By Sandra Renderos
Manager of Communications & Marketing, NAMA
For most of the last decade, multifamily property owners operated in a seller’s market for rentals. Demand was strong, new supply was still delivering, and lease-up timelines were manageable. That window has closed. Multifamily completions reached 608,000 units in 2024, the highest annual volume since 1986, according to the National Association of Home Builders (NAHB). Properties that were built during this construction surge are now competing against each other in a market where residents have leverage and options for a resident base.
The result is a fundamental shift in how property management companies think about their business. Retention, not lease-up, is now the primary performance metric. According to Zego’s 2025 Resident Experience Management Report, which surveyed 600 property managers and 1,000 renters, the share of multifamily companies with retention goals above 70% has tripled since 2021. The same report found that only 15% of renters have firm plans to leave their current community, while 23% are undecided. In a compressed market, converting that undecided 23% is where the financial performance of a property is won or lost.

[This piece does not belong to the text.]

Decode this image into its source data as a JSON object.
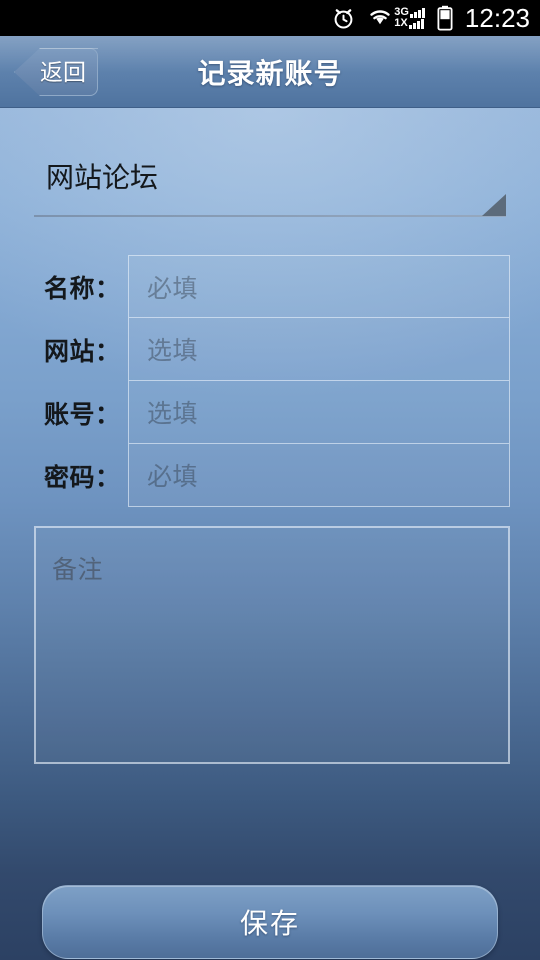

What Is Actually Changing in Amenity Strategy
Multifamily developers and operators spent much of the 2010s and early 2020s competing on premium amenity packages: oversized fitness centers, resort-style pools, and coworking lounges. Multifamily Executive reported in January 2026 that this approach is being actively reconsidered. The direction is toward amenities that are purpose-built around actual resident usage patterns and long-term performance, rather than broad spaces that photograph well but generate low daily engagement. That recalibration is partly a response to budget discipline in a softer market, and partly a response to what the data on resident behavior actually shows.
Catalyst Capital Partners’ 2026 Multifamily Outlook identifies this right-sizing of amenity strategy as one of the defining investment trends of the year, describing a shift toward amenities designed around resident usage and operational sustainability rather than surface-level differentiation. For property teams under pressure to justify every capital line item, measurable resident engagement is not a preference. It is a requirement.
Jim Carbone, Vice President of coffee experience at WithMe Inc., agrees. “Residents still appreciate high-end amenities, but what tends to influence day-to-day satisfaction is reliable convenience that solves everyday needs,” he says. “Moreover, predictable performance and measurable engagement are increasingly deciding factors for ownership groups evaluating ROI and operational impact.”